Sofiane Bezzou

Personal information
- Date of birth: May 8, 1981 (age 45)
- Place of birth: Rouen, France
- Height: 1.76 m (5 ft 9+1⁄2 in)
- Position: Midfielder

Youth career
- 1998–2000: Paris Saint-Germain

Senior career*
- Years: Team / Apps / (Gls)
- 2000–2002: Nîmes Olympique / 10 / (0)
- 2002–2002: FUSC Bois-Guillaume
- 2003–2006: Oissel
- 2007–2010: Pacy Vallée-d'Eure / 92 / (12)
- 2010–2012: Fréjus Saint-Raphaël / 25 / (0)
- 2012–2017: Quevilly

International career^{‡}
- 2002: Algeria U23

= Sofiane Bezzou =

Algerian former footballer (born 1981)

Sofiane Bezzou (born May 8, 1981) is a former professional football player who is currently playing for US Quevilly in the Championnat National.

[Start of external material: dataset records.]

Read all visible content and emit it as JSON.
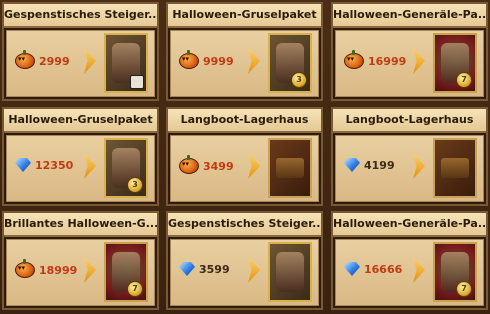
{
  "cards": [
    {
      "title": "Gespenstisches Steiger...",
      "cost": "2999",
      "currency": "pumpkin-icon",
      "thumb": "gold",
      "badge": "lock"
    },
    {
      "title": "Halloween-Gruselpaket",
      "cost": "9999",
      "currency": "pumpkin-icon",
      "thumb": "gold",
      "badge": "3"
    },
    {
      "title": "Halloween-Generäle-Pa...",
      "cost": "16999",
      "currency": "pumpkin-icon",
      "thumb": "red",
      "badge": "7"
    },
    {
      "title": "Halloween-Gruselpaket",
      "cost": "12350",
      "currency": "gem-icon",
      "thumb": "gold",
      "badge": "3"
    },
    {
      "title": "Langboot-Lagerhaus",
      "cost": "3499",
      "currency": "pumpkin-icon",
      "thumb": "dark",
      "badge": ""
    },
    {
      "title": "Langboot-Lagerhaus",
      "cost": "4199",
      "currency": "gem-icon",
      "thumb": "dark",
      "badge": ""
    },
    {
      "title": "Brillantes Halloween-G...",
      "cost": "18999",
      "currency": "pumpkin-icon",
      "thumb": "red",
      "badge": "7"
    },
    {
      "title": "Gespenstisches Steiger...",
      "cost": "3599",
      "currency": "gem-icon",
      "thumb": "gold",
      "badge": ""
    },
    {
      "title": "Halloween-Generäle-Pa...",
      "cost": "16666",
      "currency": "gem-icon",
      "thumb": "red",
      "badge": "7"
    }
  ]
}
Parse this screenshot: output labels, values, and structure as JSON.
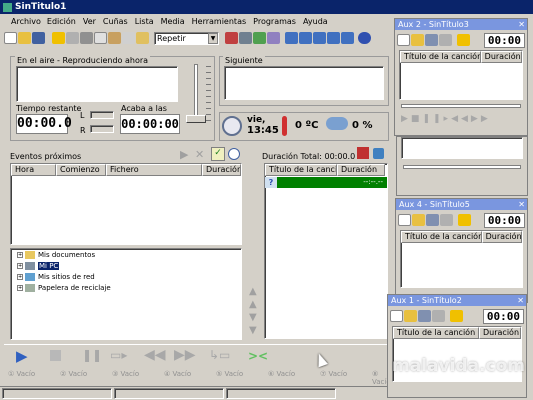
{
  "window": {
    "title": "SinTitulo1"
  },
  "menu": [
    "Archivo",
    "Edición",
    "Ver",
    "Cuñas",
    "Lista",
    "Media",
    "Herramientas",
    "Programas",
    "Ayuda"
  ],
  "toolbar": {
    "mode_select": "Repetir"
  },
  "on_air": {
    "label": "En el aire - Reproduciendo ahora",
    "remaining_label": "Tiempo restante",
    "remaining_value": "00:00.0",
    "ends_label": "Acaba a las",
    "ends_value": "00:00:00",
    "channel_l": "L",
    "channel_r": "R"
  },
  "next": {
    "label": "Siguiente"
  },
  "status": {
    "day": "vie,",
    "time": "13:45",
    "temperature": "0 ºC",
    "rain": "0 %"
  },
  "events": {
    "label": "Eventos próximos",
    "columns": [
      "Hora",
      "Comienzo",
      "Fichero",
      "Duración"
    ]
  },
  "tree": [
    "Mis documentos",
    "Mi PC",
    "Mis sitios de red",
    "Papelera de reciclaje"
  ],
  "playlist": {
    "total": "Duración Total: 00:00.0",
    "columns": [
      "Título de la canción",
      "Duración"
    ],
    "row_duration": "--:--.--"
  },
  "slots": [
    "Vacío",
    "Vacío",
    "Vacío",
    "Vacío",
    "Vacío",
    "Vacío",
    "Vacío",
    "Vacío"
  ],
  "aux_windows": [
    {
      "title": "Aux 2 - SinTítulo3",
      "time": "00:00",
      "columns": [
        "Título de la canción",
        "Duración"
      ]
    },
    {
      "title": "Aux 4 - SinTítulo5",
      "time": "00:00",
      "columns": [
        "Título de la canción",
        "Duración"
      ]
    },
    {
      "title": "Aux 1 - SinTítulo2",
      "time": "00:00",
      "columns": [
        "Título de la canción",
        "Duración"
      ]
    }
  ],
  "watermark": "malavida.com",
  "colors": {
    "title_active": "#0a246a",
    "title_inactive": "#7a96df",
    "playlist_row": "#008000"
  }
}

Born in France, he represented Algeria at youth level.

==Career==
A product of the PSG Academy, he left the club at age 19 when he was not offered a professional contract. He then joined Nîmes Olympique who were playing in Ligue 2 but made just two appearances for the club. He spent the next few seasons bouncing around in the amateur leagues with FUSC Bois-Guillaume and CMS Oissel. In the summer of 2007, he joined Pacy Vallée-d'Eure. In November 2010, he moved to Fréjus Saint-Raphaël.

==International career==
In 2002, Bezzou was called up to the Algerian Under-21 National Team.